Saint Kathleen was born around the year 480 in Ireland. When she was only nine years old, her father died and her mother married another man. This second marriage proved to be even worse than the first because her new stepfather began to abuse her physically and mentally. He dragged her from house to house until he found someone willing to take him on as a servant. Finally, she was sent to live with her older sister who lived in Scotland. There she learned to read and write and made many friends.
At the age of 14, Kathleen decided to leave her protective sister and travel to Rome where she could study under the priests who taught at the local school. However, when she arrived in Italy, she found that the school had been closed due to lack of students. So, instead, she went to join her aunt who ran a small inn near the border of Switzerland. Here she could help out with the cooking and cleaning while getting an education about life outside Ireland. After two years, she saved enough money to return home.

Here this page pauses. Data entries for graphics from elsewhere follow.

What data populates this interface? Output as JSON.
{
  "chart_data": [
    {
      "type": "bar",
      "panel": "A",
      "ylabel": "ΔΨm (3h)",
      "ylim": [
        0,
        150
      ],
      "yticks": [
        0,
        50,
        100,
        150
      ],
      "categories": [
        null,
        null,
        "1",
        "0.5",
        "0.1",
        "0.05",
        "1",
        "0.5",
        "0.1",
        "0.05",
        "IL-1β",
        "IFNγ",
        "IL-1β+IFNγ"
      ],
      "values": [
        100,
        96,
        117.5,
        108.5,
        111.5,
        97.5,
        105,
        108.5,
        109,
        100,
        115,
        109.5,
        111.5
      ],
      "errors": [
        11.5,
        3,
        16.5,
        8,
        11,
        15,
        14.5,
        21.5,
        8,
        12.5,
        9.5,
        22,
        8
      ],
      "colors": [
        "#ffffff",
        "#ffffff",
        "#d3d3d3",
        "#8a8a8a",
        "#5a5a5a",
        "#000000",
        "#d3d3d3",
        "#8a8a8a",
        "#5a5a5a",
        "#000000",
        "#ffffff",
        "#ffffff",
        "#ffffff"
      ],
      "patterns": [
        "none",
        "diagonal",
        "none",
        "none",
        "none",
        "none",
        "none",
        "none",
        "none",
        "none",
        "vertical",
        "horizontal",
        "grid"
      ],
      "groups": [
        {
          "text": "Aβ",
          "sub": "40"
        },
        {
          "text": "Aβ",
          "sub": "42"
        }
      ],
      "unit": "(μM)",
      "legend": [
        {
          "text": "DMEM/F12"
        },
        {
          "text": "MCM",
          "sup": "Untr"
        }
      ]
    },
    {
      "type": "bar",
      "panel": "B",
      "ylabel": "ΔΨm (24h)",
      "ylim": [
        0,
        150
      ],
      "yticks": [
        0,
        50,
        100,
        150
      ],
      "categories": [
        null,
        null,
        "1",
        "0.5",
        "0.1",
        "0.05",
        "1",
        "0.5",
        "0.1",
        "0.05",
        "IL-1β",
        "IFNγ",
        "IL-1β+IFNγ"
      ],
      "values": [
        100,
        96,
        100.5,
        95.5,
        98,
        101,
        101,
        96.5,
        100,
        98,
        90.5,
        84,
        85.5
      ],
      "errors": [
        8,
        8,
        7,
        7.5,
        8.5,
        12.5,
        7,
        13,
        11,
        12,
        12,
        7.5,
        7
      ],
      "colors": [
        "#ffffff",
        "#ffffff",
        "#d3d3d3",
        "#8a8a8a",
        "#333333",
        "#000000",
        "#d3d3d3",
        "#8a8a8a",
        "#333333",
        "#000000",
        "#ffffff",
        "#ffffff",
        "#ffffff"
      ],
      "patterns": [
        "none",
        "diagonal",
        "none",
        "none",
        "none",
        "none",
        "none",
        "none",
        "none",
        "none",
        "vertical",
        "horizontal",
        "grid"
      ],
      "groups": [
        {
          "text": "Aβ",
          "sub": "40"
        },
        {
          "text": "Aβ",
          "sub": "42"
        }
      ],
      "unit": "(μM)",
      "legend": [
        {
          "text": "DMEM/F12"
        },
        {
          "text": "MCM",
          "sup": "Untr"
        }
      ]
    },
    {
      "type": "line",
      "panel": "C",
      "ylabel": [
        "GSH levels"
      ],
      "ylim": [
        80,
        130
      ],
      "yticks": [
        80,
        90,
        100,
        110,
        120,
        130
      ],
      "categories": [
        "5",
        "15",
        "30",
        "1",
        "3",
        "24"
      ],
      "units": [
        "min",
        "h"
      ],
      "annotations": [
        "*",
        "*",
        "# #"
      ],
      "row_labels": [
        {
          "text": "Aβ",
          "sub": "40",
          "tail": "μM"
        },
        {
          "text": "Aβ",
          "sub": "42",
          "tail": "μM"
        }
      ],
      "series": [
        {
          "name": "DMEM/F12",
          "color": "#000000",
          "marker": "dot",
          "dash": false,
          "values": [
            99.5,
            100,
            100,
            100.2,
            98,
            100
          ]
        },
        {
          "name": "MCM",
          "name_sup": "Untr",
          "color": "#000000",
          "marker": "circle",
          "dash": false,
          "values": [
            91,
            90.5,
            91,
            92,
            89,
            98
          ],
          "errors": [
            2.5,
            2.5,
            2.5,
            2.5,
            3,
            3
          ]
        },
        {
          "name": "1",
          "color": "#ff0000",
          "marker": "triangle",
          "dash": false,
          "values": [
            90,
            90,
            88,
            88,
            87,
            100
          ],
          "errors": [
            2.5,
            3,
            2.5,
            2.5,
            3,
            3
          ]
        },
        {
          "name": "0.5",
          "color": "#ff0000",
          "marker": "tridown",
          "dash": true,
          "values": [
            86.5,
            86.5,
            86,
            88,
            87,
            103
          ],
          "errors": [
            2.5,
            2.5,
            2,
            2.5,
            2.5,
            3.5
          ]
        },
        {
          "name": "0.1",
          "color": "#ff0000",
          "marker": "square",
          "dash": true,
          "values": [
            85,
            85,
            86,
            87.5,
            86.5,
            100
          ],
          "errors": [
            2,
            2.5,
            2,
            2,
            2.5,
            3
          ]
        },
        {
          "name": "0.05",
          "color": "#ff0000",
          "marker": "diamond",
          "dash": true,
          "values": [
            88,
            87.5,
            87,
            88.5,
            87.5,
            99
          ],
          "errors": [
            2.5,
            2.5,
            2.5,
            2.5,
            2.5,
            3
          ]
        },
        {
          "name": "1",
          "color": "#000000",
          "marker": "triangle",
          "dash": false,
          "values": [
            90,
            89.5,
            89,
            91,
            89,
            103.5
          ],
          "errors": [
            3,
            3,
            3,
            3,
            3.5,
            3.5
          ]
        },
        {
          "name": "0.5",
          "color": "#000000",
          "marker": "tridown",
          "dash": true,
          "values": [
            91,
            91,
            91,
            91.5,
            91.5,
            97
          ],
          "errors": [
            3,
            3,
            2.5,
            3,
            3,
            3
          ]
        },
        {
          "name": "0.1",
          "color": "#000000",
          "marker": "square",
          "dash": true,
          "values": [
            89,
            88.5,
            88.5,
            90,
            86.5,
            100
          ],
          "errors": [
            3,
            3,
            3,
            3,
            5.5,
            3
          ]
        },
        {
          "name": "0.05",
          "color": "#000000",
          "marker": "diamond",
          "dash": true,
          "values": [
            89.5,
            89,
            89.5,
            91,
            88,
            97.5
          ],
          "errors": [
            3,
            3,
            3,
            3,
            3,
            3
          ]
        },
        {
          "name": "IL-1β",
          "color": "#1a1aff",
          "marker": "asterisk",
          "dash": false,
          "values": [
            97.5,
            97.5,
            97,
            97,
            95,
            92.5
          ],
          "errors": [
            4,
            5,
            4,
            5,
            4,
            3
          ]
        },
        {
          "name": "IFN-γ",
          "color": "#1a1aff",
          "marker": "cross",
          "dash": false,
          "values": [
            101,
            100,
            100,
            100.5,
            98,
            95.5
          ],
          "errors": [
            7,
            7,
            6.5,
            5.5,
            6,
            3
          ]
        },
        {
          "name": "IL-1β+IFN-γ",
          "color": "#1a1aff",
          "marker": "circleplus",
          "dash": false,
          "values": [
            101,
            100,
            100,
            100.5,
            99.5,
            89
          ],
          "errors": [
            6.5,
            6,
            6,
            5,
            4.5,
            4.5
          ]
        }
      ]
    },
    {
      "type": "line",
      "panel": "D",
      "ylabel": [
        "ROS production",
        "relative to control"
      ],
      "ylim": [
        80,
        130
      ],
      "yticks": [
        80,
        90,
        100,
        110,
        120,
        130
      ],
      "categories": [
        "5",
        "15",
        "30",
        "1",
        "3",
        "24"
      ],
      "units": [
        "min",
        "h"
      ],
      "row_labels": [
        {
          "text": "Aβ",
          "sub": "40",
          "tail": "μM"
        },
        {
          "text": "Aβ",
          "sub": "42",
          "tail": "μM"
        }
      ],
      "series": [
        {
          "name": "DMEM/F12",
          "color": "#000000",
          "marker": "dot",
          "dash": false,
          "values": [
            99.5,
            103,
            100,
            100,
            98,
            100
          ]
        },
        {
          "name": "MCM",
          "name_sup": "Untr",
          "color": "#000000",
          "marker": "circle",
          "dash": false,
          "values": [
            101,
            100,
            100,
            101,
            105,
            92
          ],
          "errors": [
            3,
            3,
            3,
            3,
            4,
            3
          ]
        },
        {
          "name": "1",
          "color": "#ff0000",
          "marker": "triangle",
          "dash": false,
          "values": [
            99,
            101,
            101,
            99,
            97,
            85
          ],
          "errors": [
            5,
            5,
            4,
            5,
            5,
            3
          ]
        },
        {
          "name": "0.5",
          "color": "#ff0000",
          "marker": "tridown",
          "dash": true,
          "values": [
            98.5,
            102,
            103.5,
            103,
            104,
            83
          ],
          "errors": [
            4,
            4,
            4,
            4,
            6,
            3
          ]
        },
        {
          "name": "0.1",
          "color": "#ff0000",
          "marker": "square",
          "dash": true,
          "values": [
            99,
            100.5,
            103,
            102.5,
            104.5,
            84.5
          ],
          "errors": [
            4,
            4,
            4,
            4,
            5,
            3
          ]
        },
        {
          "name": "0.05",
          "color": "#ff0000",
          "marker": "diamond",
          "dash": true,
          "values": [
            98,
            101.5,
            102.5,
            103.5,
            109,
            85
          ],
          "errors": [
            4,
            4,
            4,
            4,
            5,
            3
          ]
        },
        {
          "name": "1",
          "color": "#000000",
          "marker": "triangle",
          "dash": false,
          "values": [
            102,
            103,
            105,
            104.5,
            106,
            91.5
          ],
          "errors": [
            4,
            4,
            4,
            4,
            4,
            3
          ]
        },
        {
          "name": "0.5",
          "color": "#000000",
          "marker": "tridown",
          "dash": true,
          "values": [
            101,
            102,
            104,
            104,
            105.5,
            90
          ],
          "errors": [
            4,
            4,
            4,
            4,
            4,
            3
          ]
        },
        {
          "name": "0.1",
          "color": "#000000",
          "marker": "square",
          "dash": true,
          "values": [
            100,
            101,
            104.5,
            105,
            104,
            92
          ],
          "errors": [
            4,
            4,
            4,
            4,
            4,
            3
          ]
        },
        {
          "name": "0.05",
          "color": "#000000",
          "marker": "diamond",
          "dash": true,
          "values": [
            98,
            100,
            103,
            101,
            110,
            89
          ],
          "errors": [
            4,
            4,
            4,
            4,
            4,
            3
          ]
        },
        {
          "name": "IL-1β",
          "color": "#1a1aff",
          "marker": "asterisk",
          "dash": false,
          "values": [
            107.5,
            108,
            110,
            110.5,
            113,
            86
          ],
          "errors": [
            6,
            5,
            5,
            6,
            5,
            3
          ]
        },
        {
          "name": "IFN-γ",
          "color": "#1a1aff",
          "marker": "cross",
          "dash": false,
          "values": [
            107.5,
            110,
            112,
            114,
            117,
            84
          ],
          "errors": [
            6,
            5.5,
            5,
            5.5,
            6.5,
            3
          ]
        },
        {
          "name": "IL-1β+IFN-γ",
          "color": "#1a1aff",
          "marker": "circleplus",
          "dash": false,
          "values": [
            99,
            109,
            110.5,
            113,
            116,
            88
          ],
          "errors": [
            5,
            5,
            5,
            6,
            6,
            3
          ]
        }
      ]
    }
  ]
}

Paula contributed to Jerome's translation of the Bible from Hebrew and Greek into Latin. The work was completed at her request, and she provided the reference materials required for the project. She revised Jerome's writings since she was fluent in Hebrew. She and her daughter, Eustochium, made copies of the work for distribution. They were particularly concerned that priests be able to read the Bible in their own language.
Paula has been criticized for her involvement in the translation process because she was not a priest. However, it was not customary at that time for women to hold religious offices so her decision to help translate the Bible is not unusual.
She is mentioned in Romans 16:21 along with others who helped translate the Bible. These include Apollo, Demetrius, Epaphroditus, Galatia, Hermes, Marcion, Peter, and Timothy.
In addition to being listed in the Roman edition of the New Testament, Paula is also included in some manuscripts of the Gospel of Luke and the Acts of the Apostles. Her inclusion in these books suggests that she was regarded as important by the authors of these documents.
Paula has been praised for her contribution to Christian literature but also criticized for her involvement in the translation process. Regardless of one's opinion about this matter, it is clear that she was an influential figure in the early church.
In 1728, she was canonized. She is the patron saint of wrongly accused people, hoboes, homeless people, crazy, orphaned people, mentally ill people, midwives, penitents, single moms, reformed prostitutes, stepchildren, and tramps. She is also the patron saint of chefs, cooks, and food servers.
St. Margaret of Scotland was born around 1246 to King Alexander III and his second wife, Queen Marguerite. She had two siblings: a brother who died in infancy and a sister who survived them both. When St. Margaret was only eight years old, her father was killed during a battle with the English against her uncle Edward I. The young princess was forced to flee from her kingdom but was given refuge by an aunt. There, she learned about love and kindness from this good woman who taught her how to read and write. At the age of twelve, St. Margaret married the son of a French nobleman. He was twenty-one years old while she was just eleven. This marriage didn't last long because he soon went back to France to fight in another war. After his death, she moved to Norway where she lived as a hermit for several years before being sent back to Scotland as a missionary. She started out by preaching to fishermen on the coast of Scotland but later moved away from civilization to live in a cave with only a few sticks for furniture. Here, she spent most of her time praying and fasting.